Acima de tudo, a Grande Mentira envia uma mensagem sinistra aos palestinos. A Grande Mentira afirma que Israel travará uma campanha de terror em massa e genocídio e nunca assumirá a responsabilidade pelos seus crimes. A Grande Mentira destrói a verdade. Oblitera a dignidade do pensamento humano e da ação humana. Isso oblitera os fatos. Isso oblitera a história. Isso oblitera a compreensão. Isso destrói a esperança. Reduz toda a comunicação à linguagem da violência. Quando os opressores falam aos oprimidos exclusivamente através da violência indiscriminada, os oprimidos respondem através da violência indiscriminada.

O cartunista Joe Sacco e eu vimos soldados israelenses insultarem e dispararem sobre meninos no campo de refugiados de Khan Younis, em Gaza. Entrevistámos os meninos e os seus pais depois no hospital. Em alguns casos, assistimos aos seus funerais. Tínhamos os nomes deles. Tínhamos as datas e locais dos tiroteios. A resposta de Israel foi dizer que não estávamos em Gaza. Nós tínhamos inventado isso.

O primeiro-ministro israelense, o ministro dos Negócios Estrangeiros, o ministro da Defesa e o porta-voz das Forças de Defesa de Israel (IDF) imediatamente atribuíram a culpa pelo assassinato da jornalista da Al Jazeera, Shireen Abu Akleh, em 2022, a homens armados palestinos. Israel divulgou imagens de um combatente palestino que, segundo eles, disparou e matou a jornalista, que usava um colete à prova de balas e um capacete identificando “IMPRENSA”.

Benny Gantz, que na época era Ministro da Defesa, afirmou  que “nenhum tiro [israelense] foi dirigido à jornalista” e que o exército israelense “viu imagens de disparos indiscriminados cometidos por terroristas palestinos”.

Esta mentira foi divulgada até que imagens de vídeo examinadas pelo B’Tselem, Centro israelense para os Direitos Humanos nos Territórios Ocupados, identificaram a localização do atirador palestino captado no vídeo. O vídeo, descobriu a organização de direitos humanos, foi feito num local diferente de onde Shireen foi morta.
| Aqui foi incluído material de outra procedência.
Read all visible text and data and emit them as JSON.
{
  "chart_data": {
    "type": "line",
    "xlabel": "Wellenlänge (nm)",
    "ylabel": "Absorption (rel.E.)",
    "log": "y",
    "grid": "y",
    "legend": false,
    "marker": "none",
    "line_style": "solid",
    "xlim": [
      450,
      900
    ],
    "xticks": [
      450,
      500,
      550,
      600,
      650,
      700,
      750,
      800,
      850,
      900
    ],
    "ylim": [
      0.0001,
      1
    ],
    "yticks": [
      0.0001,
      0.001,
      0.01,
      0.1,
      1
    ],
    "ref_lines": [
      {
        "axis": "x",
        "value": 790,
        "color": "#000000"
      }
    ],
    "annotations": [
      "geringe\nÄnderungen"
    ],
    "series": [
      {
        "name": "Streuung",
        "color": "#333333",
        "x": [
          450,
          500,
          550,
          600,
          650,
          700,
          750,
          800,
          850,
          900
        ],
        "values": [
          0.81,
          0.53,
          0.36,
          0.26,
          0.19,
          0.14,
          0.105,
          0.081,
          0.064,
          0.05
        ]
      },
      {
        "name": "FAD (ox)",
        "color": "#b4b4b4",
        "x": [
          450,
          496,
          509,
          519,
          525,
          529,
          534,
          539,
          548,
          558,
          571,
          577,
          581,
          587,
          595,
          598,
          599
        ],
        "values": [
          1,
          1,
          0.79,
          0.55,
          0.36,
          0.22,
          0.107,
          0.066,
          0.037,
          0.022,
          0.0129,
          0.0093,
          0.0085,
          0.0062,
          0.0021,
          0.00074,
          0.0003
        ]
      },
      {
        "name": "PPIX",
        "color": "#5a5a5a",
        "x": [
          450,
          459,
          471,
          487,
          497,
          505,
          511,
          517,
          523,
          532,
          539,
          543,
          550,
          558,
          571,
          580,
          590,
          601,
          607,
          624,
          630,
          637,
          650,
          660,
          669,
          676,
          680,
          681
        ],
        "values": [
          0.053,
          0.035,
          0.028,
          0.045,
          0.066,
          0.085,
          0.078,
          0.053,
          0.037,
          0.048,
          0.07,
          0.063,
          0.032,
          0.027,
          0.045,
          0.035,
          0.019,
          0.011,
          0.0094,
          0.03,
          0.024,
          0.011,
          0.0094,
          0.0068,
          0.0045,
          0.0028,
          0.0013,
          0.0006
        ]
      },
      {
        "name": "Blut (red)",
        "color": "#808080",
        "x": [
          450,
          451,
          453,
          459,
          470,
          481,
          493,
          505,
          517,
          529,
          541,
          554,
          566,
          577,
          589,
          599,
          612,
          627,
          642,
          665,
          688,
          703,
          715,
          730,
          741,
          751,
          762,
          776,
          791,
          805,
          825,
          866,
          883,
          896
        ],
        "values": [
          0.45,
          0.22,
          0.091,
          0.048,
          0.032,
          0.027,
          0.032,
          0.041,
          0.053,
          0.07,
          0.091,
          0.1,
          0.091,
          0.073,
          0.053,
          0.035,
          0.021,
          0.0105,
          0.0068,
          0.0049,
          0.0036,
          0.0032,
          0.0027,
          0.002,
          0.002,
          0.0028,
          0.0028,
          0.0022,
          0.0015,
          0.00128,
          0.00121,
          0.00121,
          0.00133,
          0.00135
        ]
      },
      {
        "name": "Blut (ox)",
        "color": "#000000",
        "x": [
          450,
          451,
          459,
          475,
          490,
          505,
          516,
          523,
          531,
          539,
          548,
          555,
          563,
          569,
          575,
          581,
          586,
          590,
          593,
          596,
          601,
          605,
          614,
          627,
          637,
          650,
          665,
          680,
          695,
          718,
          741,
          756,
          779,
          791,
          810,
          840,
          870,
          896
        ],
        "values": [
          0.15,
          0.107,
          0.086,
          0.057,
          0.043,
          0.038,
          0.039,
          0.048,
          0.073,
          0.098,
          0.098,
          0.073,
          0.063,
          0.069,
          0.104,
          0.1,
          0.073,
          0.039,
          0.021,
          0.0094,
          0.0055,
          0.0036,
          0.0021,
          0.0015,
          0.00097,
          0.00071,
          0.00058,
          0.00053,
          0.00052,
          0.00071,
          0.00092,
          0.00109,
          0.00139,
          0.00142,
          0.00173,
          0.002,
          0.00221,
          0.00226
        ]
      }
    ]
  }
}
Quando Israel é apanhado a mentir, como aconteceu com o assassinato de Shireen, promete uma investigação. Mas essas investigações são uma farsa. Investigações imparciais sobre as centenas de assassinatos de palestinos cometidos por soldados e colonos judeus raramente se realizam. Os perpetradores quase nunca são levados a julgamento ou responsabilizados. O padrão de ofuscação israelense é previsível. O mesmo ocorre com o conluio  de quase todos os media corporativos, juntamente com os políticos republicanos e democratas. Os políticos dos EUA condenaram o assassinato de Shireen e repetiram obedientemente o velho mantra,  pedindo  uma “investigação completa” por parte do exército que executou o crime.

Poucos meses depois, Israel admitiu  que havia uma “grande possibilidade” de um soldado israelense ter matado a jornalista por acidente, mas nessa altura a erupção de protestos de rua e a raiva pelo assassinato da jornalista já havia passado e o seu assassinato em grande parte esquecido.

Quando surgirem provas conclusivas sobre o bombardeamento do hospital, também esta será uma memória distante.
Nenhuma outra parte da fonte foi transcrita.